What people hold-up as change, from ready-meal veganism to green energy, is about maintaining that core of affluent modernity, by fiddling with the means by which that system is maintained. Self-deception, aided by societal indifference, is a major part of that. As a result, few are willing to contemplate lifestyle change, and instead settle for tokenistic measures by fooling themselves about the permanence of the world around them.

Thing is, humans have been doing that for millennia. It’s just today, our technological hubris means we potentially get to take the whole planet down with us.

Today there’s barely a trace left of what had stood for centuries around Madmarston Hill. It is an object lesson in why human society, and its mythical economy, are not permanent. And of why stasis is an inconsequential response to a tidal wave of ecological uncertainty.

Not only does the story of Madmarston Hill’s actual collapse, and subsequently of the Roman town below, have a symbolic value today. It’s modern-day destruction by the plough, since the nineteen-sixties, is a practical demonstration of the actual factors destabilising our world right now. And why ‘radical’ change, as in ‘from the roots’, is the only means to really affect the world around us.

Throughout my life, if I’ve been able to travel along a different path, and do or experience things which others have not seen, then it is because I’ve devoted time to maintaining my connection with the outdoors. I’ve spent a lifetime in this little patch of the world, and have come to know it, and through it been able to explore the nature of my own place within it.

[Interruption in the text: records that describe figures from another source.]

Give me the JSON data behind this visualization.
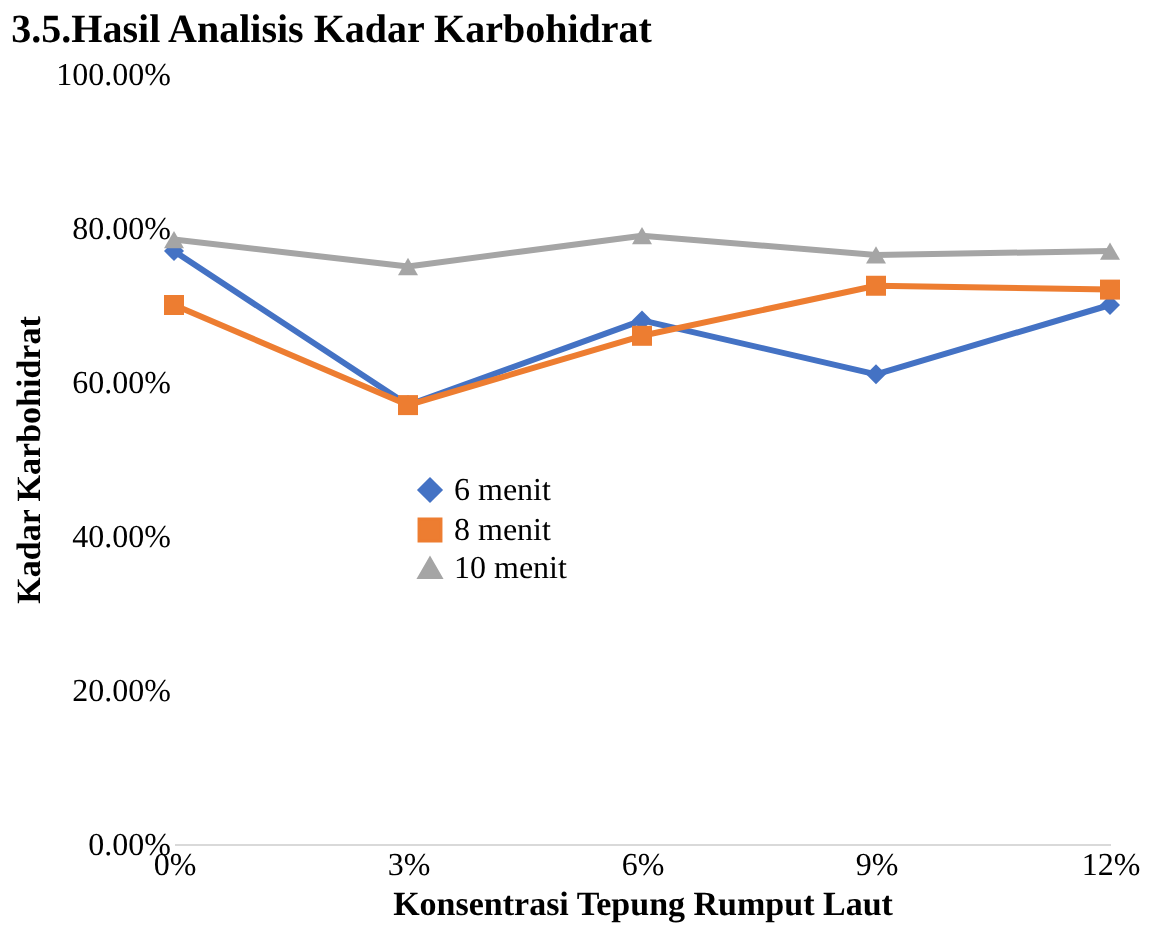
{
  "chart_data": {
    "type": "line",
    "title": "3.5.Hasil Analisis Kadar Karbohidrat",
    "xlabel": "Konsentrasi Tepung Rumput  Laut",
    "ylabel": "Kadar  Karbohidrat",
    "categories": [
      "0%",
      "3%",
      "6%",
      "9%",
      "12%"
    ],
    "series": [
      {
        "name": "6 menit",
        "color": "#4472c4",
        "marker": "diamond",
        "values": [
          0.77,
          0.57,
          0.68,
          0.61,
          0.7
        ]
      },
      {
        "name": "8 menit",
        "color": "#ed7d31",
        "marker": "square",
        "values": [
          0.7,
          0.57,
          0.66,
          0.725,
          0.72
        ]
      },
      {
        "name": "10 menit",
        "color": "#a5a5a5",
        "marker": "triangle",
        "values": [
          0.785,
          0.75,
          0.79,
          0.765,
          0.77
        ]
      }
    ],
    "ylim": [
      0,
      1
    ],
    "yticks": [
      {
        "value": 0,
        "label": "0.00%"
      },
      {
        "value": 0.2,
        "label": "20.00%"
      },
      {
        "value": 0.4,
        "label": "40.00%"
      },
      {
        "value": 0.6,
        "label": "60.00%"
      },
      {
        "value": 0.8,
        "label": "80.00%"
      },
      {
        "value": 1,
        "label": "100.00%"
      }
    ],
    "grid": false,
    "legend": "bottom"
  }
}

Gaining a knowledge of the local ancient sites, and how they relate to the land, and of how our modern world relates to both, has been an important part of that. Understanding how that has affected my work, and how that perspective is more valuable than the detail of the work itself, is what I am trying to convey.

If there’s one thing I wish to share through this new piece of work? It is the possibility, through spending time outdoors, to gain a ‘deeper’ measure of ‘time’ than the modern world permits today. By seeing, in ‘the first person’ rather than ‘curated’ on a screen, how humanity’s past lies all around us in the fields. And that our future, too, lies along similar lines unless we are able to comprehend the nature of our world today. And from that realisation, and the skills which naturally follow from pursuing this relationship with the land, do something different for ourselves.